Ghuman Avniel Singh, Brunet Nicolas M, Li Yuanning, Konecky Roma O, Pyles John A, Walls Shawn A, Destefino Vincent, Wang Wei, Richardson R Mark
1] University of Pittsburgh School of Medicine, 3550 Terrace St, Pittsburgh, Pennsylvania 15213, USA [2] Department of Neurological Surgery, University of Pittsburgh, 200 Lothrop St, Pittsburgh, Pennsylvania 15213, USA [3] Center for the Neural Basis of Cognition, 4400 Fifth Ave., Pittsburgh, Pennsylvania 15213, USA.
1] University of Pittsburgh School of Medicine, 3550 Terrace St, Pittsburgh, Pennsylvania 15213, USA [2] Department of Neurological Surgery, University of Pittsburgh, 200 Lothrop St, Pittsburgh, Pennsylvania 15213, USA.
Nat Commun. 2014 Dec 8;5:5672. doi: 10.1038/ncomms6672.

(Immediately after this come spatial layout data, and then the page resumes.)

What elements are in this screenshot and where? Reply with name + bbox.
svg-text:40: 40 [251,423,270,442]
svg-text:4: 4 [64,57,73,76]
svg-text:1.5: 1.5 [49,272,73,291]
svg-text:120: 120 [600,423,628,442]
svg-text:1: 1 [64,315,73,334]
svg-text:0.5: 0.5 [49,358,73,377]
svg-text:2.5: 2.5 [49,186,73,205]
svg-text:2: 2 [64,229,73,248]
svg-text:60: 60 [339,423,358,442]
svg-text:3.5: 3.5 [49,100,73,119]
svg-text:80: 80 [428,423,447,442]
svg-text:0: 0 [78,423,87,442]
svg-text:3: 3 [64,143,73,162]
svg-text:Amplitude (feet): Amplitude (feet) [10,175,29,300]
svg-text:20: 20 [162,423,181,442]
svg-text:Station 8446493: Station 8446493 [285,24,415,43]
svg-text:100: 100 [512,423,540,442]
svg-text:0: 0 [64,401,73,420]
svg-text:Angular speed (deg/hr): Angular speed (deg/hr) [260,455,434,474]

Humans' ability to rapidly and accurately detect, identify and classify faces under variable conditions derives from a network of brain regions highly tuned to face information. The fusiform face area (FFA) is thought to be a computational hub for face processing; however, temporal dynamics of face information processing in FFA remains unclear. Here we use multivariate pattern classification to decode the temporal dynamics of expression-invariant face information processing using electrodes placed directly on FFA in humans. Early FFA activity (50-75 ms) contained information regarding whether participants were viewing a face. Activity between 200 and 500 ms contained expression-invariant information about which of 70 faces participants were viewing along with the individual differences in facial features and their configurations. Long-lasting (500+ms) broadband gamma frequency activity predicted task performance. These results elucidate the dynamic computational role FFA plays in multiple face processing stages and indicate what information is used in performing these visual analyses.
人类在各种条件下快速、准确地检测、识别和分类面孔的能力源自一个高度调谐以处理面孔信息的脑区网络。梭状面孔区(FFA)被认为是面孔处理的一个计算枢纽;然而,FFA中面孔信息处理的时间动态仍不清楚。在这里,我们使用多变量模式分类,通过直接放置在人类FFA上的电极来解码表情不变的面孔信息处理的时间动态。FFA的早期活动(50 - 75毫秒)包含有关参与者是否在观看面孔的信息。200至500毫秒之间的活动包含关于参与者正在观看70张面孔中的哪一张的表情不变信息,以及面部特征及其配置的个体差异。持久的(500 +毫秒)宽带伽马频率活动预测了任务表现。这些结果阐明了FFA在多个面孔处理阶段所起的动态计算作用,并指出了在执行这些视觉分析时使用了哪些信息。